Letters from the People - Lee Friedlander

Letters from the People

Zander Galerie is pleased to present an exhibition of selected works from Lee Friedlander’s acclaimed series Letters from the People. Born in 1934, Friedlander is regarded as one of the most influential photo­graphers of our time and a keen chronicler of the American way of life. His distinctive visual language defies formal conventions, transforming the everyday cacophony of modern life into new aesthetic structures. Through numerous exhibitions—including the seminal New Documents show at the Museum of Modern Art in New York in 1967 alongside Diane Arbus and Garry Winogrand—and through major international retrospectives, Friedlander’s work has profoundly shaped our understanding of subjective documentary photography.

The black-and-white photographs in Letters from the People explore the omnipresence of text and language in public space. Whether on shop windows, billboards, street signs, or graffiti, Friedlander turns the written messages that animate urban life into the focus of his artistic inquiry, celebrating the diversity of social expression. His compositions are complex yet strikingly clear. Words and letters often reflect in glass, overlap with passersby or architectural forms, creating a dense visual field that mirrors the simul­taneity of urban perception.
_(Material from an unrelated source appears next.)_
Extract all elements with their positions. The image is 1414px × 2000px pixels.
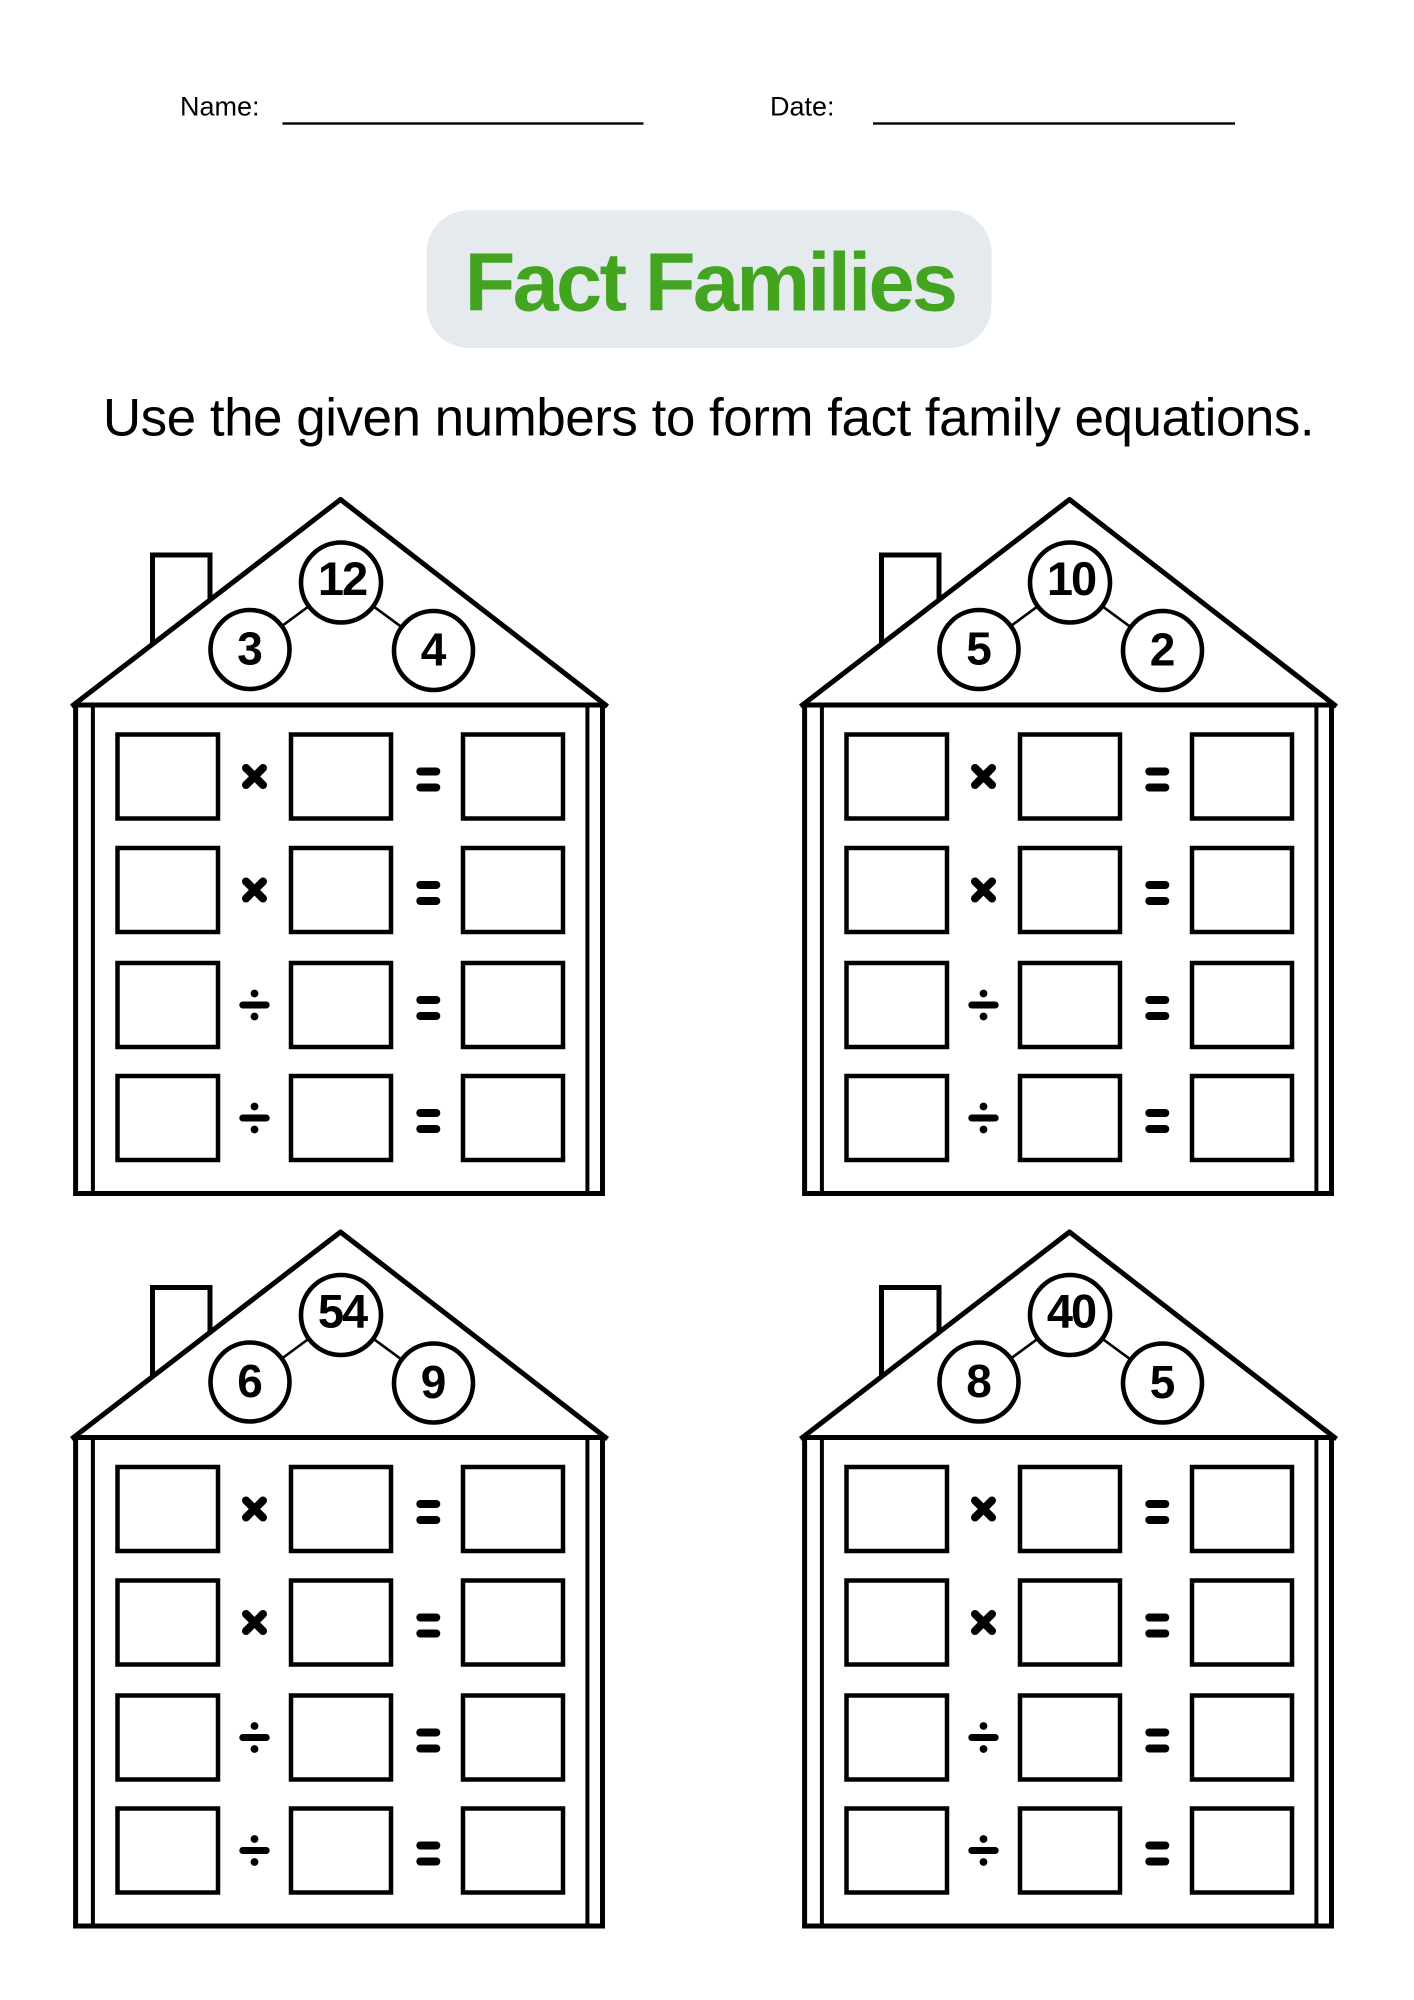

By positioning textual elements as a central graphic force, Friedlander transforms the seemingly mundane into a vivid aesthetic experience. Typography becomes a protagonist; communication itself becomes the subject. In doing so, Letters from the People extends the artistic lineage of Eugène Atget, Walker Evans, and Helen Levitt. The series unfolds with a methodical rhythm—progressing from single letters A to Z, through numbers one to ten, to words and sentences. This sequence forms a polyphonic panorama that conveys far more than the sum of its individual images. The title Letters from the People alludes to the expression for citizens’ letters addressed to politicians or public institutions, a democratic gesture that Friedlander translates into the visual sphere.
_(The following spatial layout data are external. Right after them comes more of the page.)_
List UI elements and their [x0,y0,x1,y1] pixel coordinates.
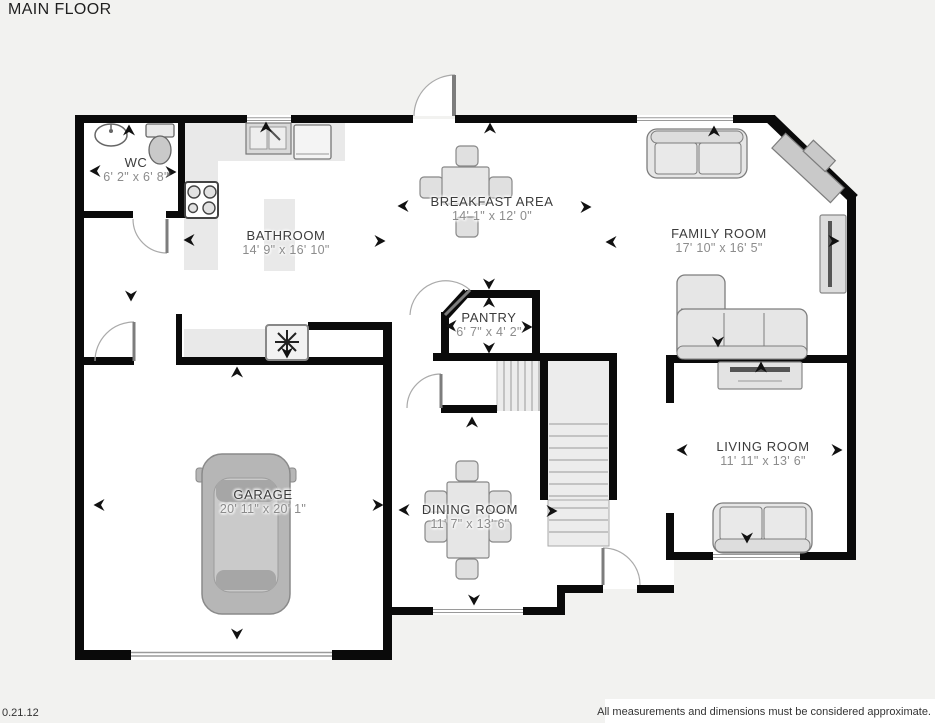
room-dims: 6' 7" x 4' 2" [456,325,522,339]
page-title: MAIN FLOOR [8,1,112,19]
room-name: LIVING ROOM [716,440,809,454]
room-name: FAMILY ROOM [671,227,767,241]
room-label-wc: WC 6' 2" x 6' 8" [103,156,169,184]
footer-version: 0.21.12 [2,707,39,719]
room-dims: 20' 11" x 20' 1" [220,502,306,516]
wc-sink [95,124,127,146]
stove [185,182,218,218]
room-dims: 17' 10" x 16' 5" [671,241,767,255]
dishwasher [294,125,331,159]
footer-disclaimer: All measurements and dimensions must be … [597,706,931,718]
room-name: PANTRY [456,311,522,325]
room-dims: 14' 9" x 16' 10" [242,243,329,257]
room-label-family: FAMILY ROOM 17' 10" x 16' 5" [671,227,767,255]
living-sofa [713,503,812,553]
room-name: WC [103,156,169,170]
room-dims: 11' 7" x 13' 6" [422,517,518,531]
car [196,454,296,614]
room-name: GARAGE [220,488,306,502]
room-label-pantry: PANTRY 6' 7" x 4' 2" [456,311,522,339]
room-name: BREAKFAST AREA [430,195,553,209]
floor-plan-drawing [0,0,935,723]
floorplan-page: MAIN FLOOR WC 6' 2" x 6' 8" BATHROOM 14'… [0,0,935,723]
media-unit [820,215,846,293]
room-label-bathroom: BATHROOM 14' 9" x 16' 10" [242,229,329,257]
room-dims: 14' 1" x 12' 0" [430,209,553,223]
front-door [414,75,455,116]
room-label-living: LIVING ROOM 11' 11" x 13' 6" [716,440,809,468]
room-label-breakfast: BREAKFAST AREA 14' 1" x 12' 0" [430,195,553,223]
room-dims: 11' 11" x 13' 6" [716,454,809,468]
room-name: DINING ROOM [422,503,518,517]
room-name: BATHROOM [242,229,329,243]
room-label-dining: DINING ROOM 11' 7" x 13' 6" [422,503,518,531]
room-label-garage: GARAGE 20' 11" x 20' 1" [220,488,306,516]
family-loveseat [647,129,747,178]
room-dims: 6' 2" x 6' 8" [103,170,169,184]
His documentary approach combines formal precision with an eye for ironic juxtapositions. Friedlander develops a visual rhythm reminiscent of jazz—free-flowing yet structured. He captures not only what is intended but also the incidental, the peripheral, and the imperfect, all of which contribute to a fuller sense of reality. “Photography is a generous medium,” the artist once remarked—a sentiment that encapsulates the openness and curiosity guiding his lifelong practice. The exhibited series stands as a milestone in Friedlander’s oeuvre, a visual archive of American everyday communication oscillating between prag­ma­tism and poetry: from stark informational signage to ornate lettering, from public declarations of affection to raw graphic expression. First published as a book in 1993, Letters from the People has been widely exhibited, for example at the Canadian Centre for Architecture (Montreal), the Walker Art Center (Minneapolis), and the Museum of Modern Art (New York).
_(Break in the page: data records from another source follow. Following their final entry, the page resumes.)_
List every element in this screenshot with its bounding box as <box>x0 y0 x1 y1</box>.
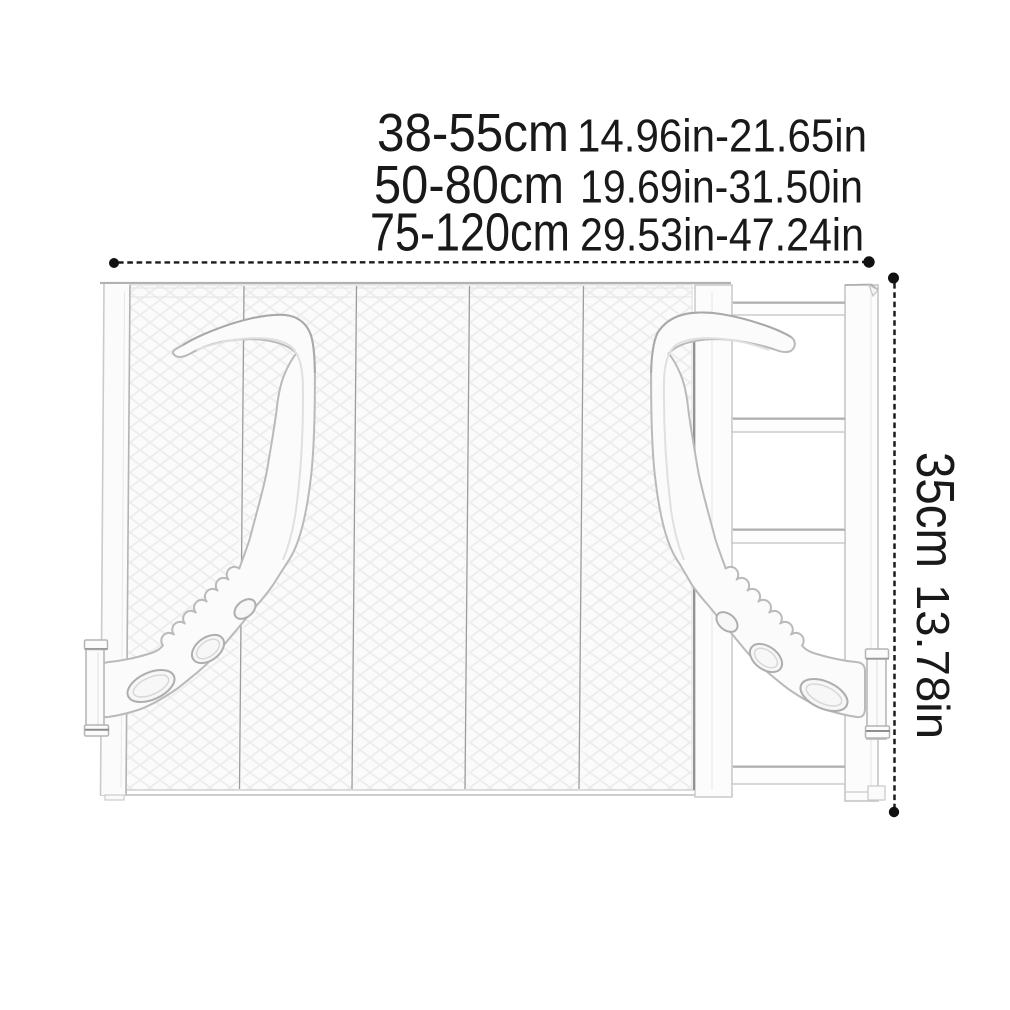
svg-text:14.96in-21.65in: 14.96in-21.65in <box>577 110 867 162</box>
svg-text:38-55cm: 38-55cm <box>377 103 569 163</box>
svg-text:35cm: 35cm <box>905 452 965 568</box>
svg-text:29.53in-47.24in: 29.53in-47.24in <box>580 209 864 261</box>
svg-text:13.78in: 13.78in <box>907 584 959 739</box>
svg-text:19.69in-31.50in: 19.69in-31.50in <box>580 161 863 213</box>
svg-text:75-120cm: 75-120cm <box>370 203 570 263</box>
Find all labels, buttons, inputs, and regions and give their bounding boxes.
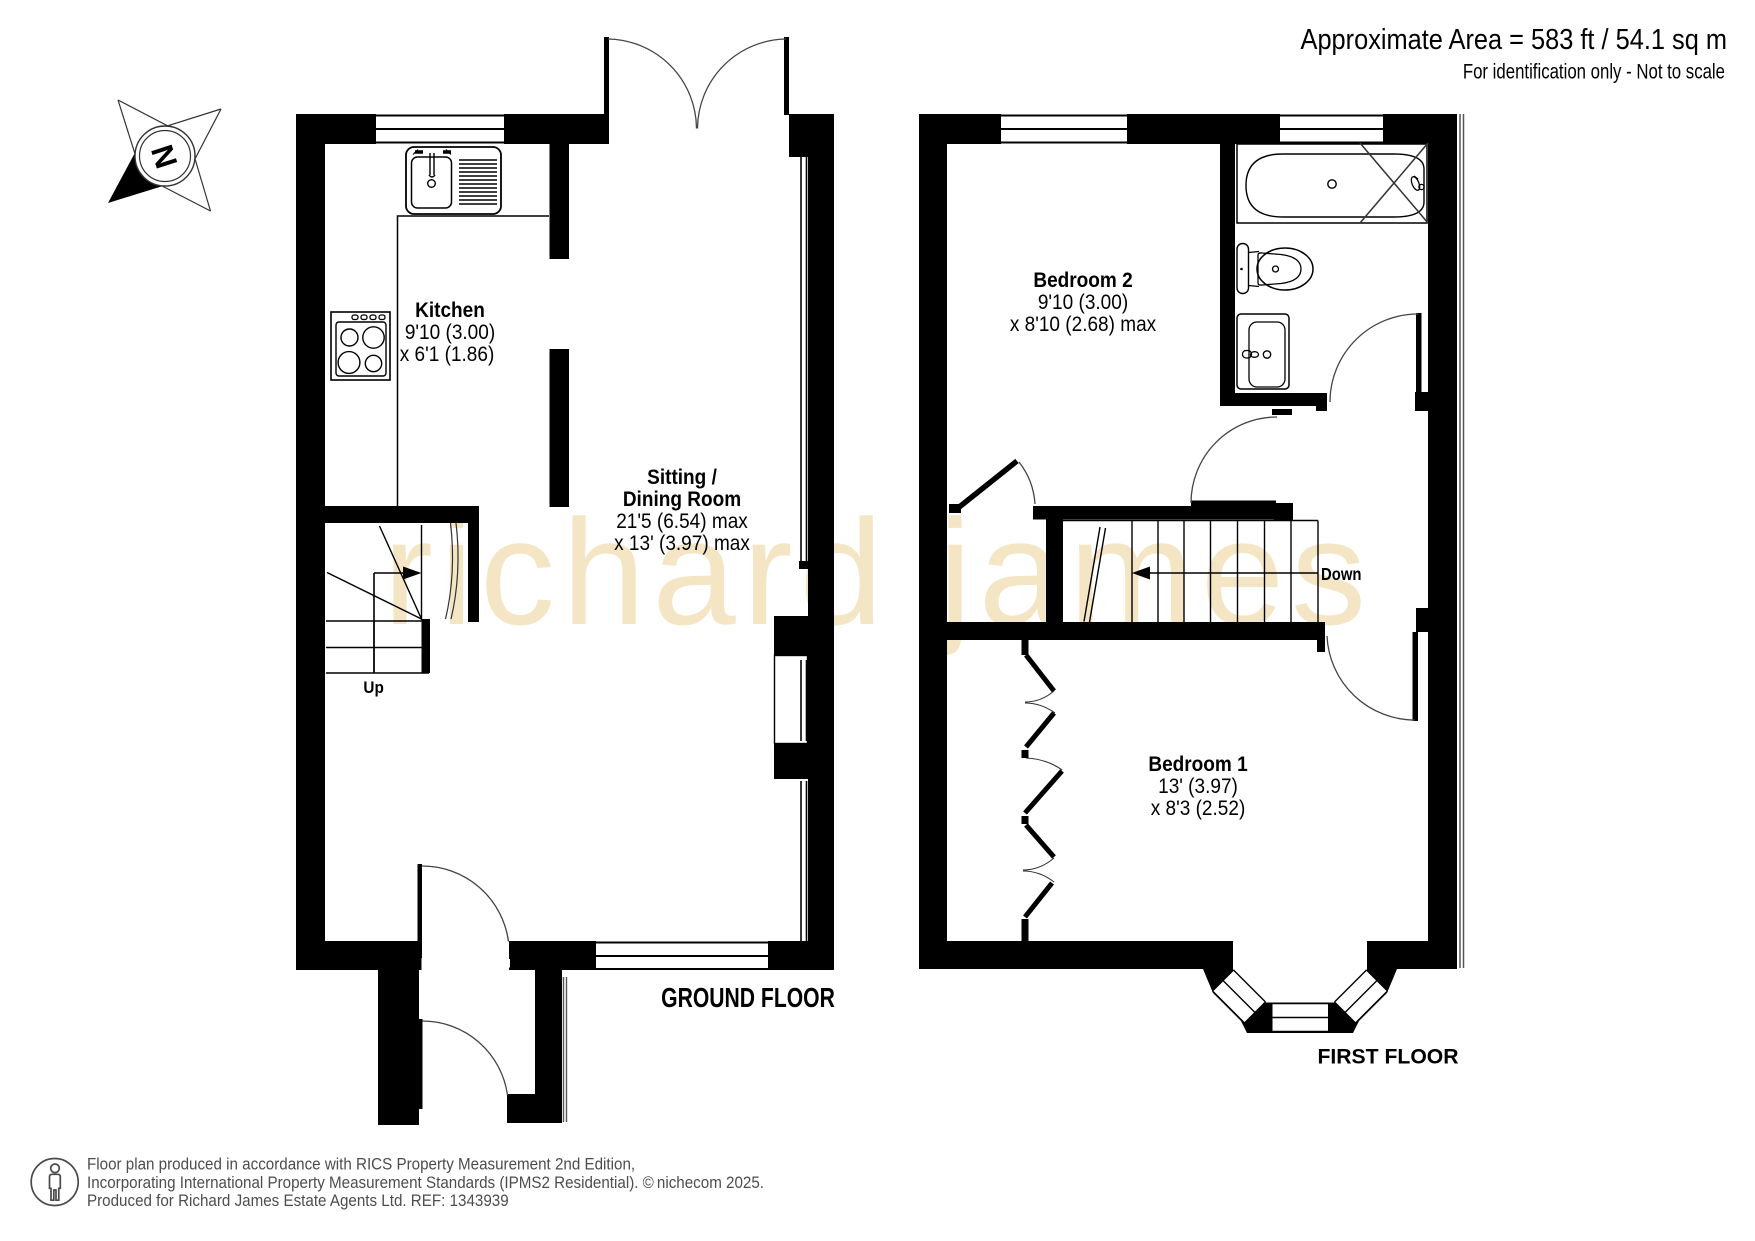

In addition to Letters from the People, the exhibition also features the early collaboration Photographs and Etchings by Lee Friedlander and Pop Art artist Jim Dine (born 1935). In this dialogue between two artistic temperaments, 17 gelatin silver prints by Friedlander meet 16 etchings and a text by Dine. The exchange unfolds both on the level of motif and through each artist’s distinct approach to structural subjectivity—Friedlander’s precise observation and Dine’s gestural line. The portfolio Photographs and Etchings (1969) is represented in the collections of the Metropolitan Museum of Art (New York), the Whitney Museum of American Art (New York), the Yale University Art Gallery (New Haven), the British Museum (London), the Städel Museum (Frankfurt), and the Pinakothek der Moderne (Munich).